A police spokesman confirmed the casualties, saying the evening deadly bombing occurred in the western Dashti Barchi area, a predominantly Shi’ite Muslim neighborhood in the Afghan capital.

The spokesman, Khalid Zadran, said an investigation into the attack was underway.

The United Nations special rapporteur on the situation of human rights in Afghanistan denounced the bombing, saying it was the third attack in less than a month against members of the ethnic Hazara Shiite community.

“I urge a full, transparent investigation with a view to identifying perpetrators and holding them accountable,” Richard Bennett wrote on X.

No group immediately claimed responsibility, but suspicion fell on the regional branch of Islamic State, the Islamic State-Khorasan or IS-K.

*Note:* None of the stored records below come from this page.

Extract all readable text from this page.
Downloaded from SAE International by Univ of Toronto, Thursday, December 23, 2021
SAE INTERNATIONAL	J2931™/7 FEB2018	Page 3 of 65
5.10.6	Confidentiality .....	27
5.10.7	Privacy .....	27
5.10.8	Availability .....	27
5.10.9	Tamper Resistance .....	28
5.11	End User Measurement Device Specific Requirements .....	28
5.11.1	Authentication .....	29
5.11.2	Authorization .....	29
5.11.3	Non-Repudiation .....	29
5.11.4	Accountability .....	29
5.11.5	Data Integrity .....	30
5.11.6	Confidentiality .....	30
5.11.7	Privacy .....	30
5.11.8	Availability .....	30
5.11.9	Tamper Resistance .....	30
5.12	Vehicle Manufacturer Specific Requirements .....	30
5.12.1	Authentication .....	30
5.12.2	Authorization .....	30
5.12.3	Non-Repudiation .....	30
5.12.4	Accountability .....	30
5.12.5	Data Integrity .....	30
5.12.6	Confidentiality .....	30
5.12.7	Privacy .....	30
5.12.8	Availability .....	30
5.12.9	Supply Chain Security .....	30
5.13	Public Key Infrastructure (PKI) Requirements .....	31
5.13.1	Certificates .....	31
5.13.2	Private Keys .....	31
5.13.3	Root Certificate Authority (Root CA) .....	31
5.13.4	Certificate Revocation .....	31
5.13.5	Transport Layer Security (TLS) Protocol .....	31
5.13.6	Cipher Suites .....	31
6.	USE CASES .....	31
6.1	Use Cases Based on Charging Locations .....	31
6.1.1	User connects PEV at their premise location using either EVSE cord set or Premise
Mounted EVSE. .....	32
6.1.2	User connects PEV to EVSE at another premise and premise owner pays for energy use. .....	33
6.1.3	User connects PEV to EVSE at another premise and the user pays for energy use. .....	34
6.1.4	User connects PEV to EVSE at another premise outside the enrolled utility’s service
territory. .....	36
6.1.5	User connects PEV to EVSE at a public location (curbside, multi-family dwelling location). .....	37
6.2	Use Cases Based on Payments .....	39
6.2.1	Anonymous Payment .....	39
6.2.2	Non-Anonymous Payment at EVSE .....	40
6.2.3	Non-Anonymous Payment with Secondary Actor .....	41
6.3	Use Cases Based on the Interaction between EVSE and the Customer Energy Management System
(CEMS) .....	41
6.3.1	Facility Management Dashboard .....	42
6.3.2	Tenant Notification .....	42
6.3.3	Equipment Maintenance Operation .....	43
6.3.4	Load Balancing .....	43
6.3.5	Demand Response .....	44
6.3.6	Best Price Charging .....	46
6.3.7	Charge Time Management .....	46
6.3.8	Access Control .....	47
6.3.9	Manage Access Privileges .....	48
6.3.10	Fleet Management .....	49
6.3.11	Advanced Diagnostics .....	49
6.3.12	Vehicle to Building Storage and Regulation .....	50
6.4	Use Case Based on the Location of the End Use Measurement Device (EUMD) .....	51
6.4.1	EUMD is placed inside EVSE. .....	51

The group has previously carried out and claimed attacks targeting Afghan Shi’ite processions, worship places, and schools in Kabul and elsewhere in the country.

Last month, IS-K carried out two bomb attacks targeting a gym in Dashti Barchi and a gathering of Shi’ite clerics in the northern Afghan province of Baghlan. The blast killed four people and 10 religious scholars, respectively.

The Taliban have conducted repeated counterterrorism operations against IS-K hideouts in the country since seizing power two years ago, killing several key IS-K commanders. But the group remains a critical security challenge for de facto Afghan authorities.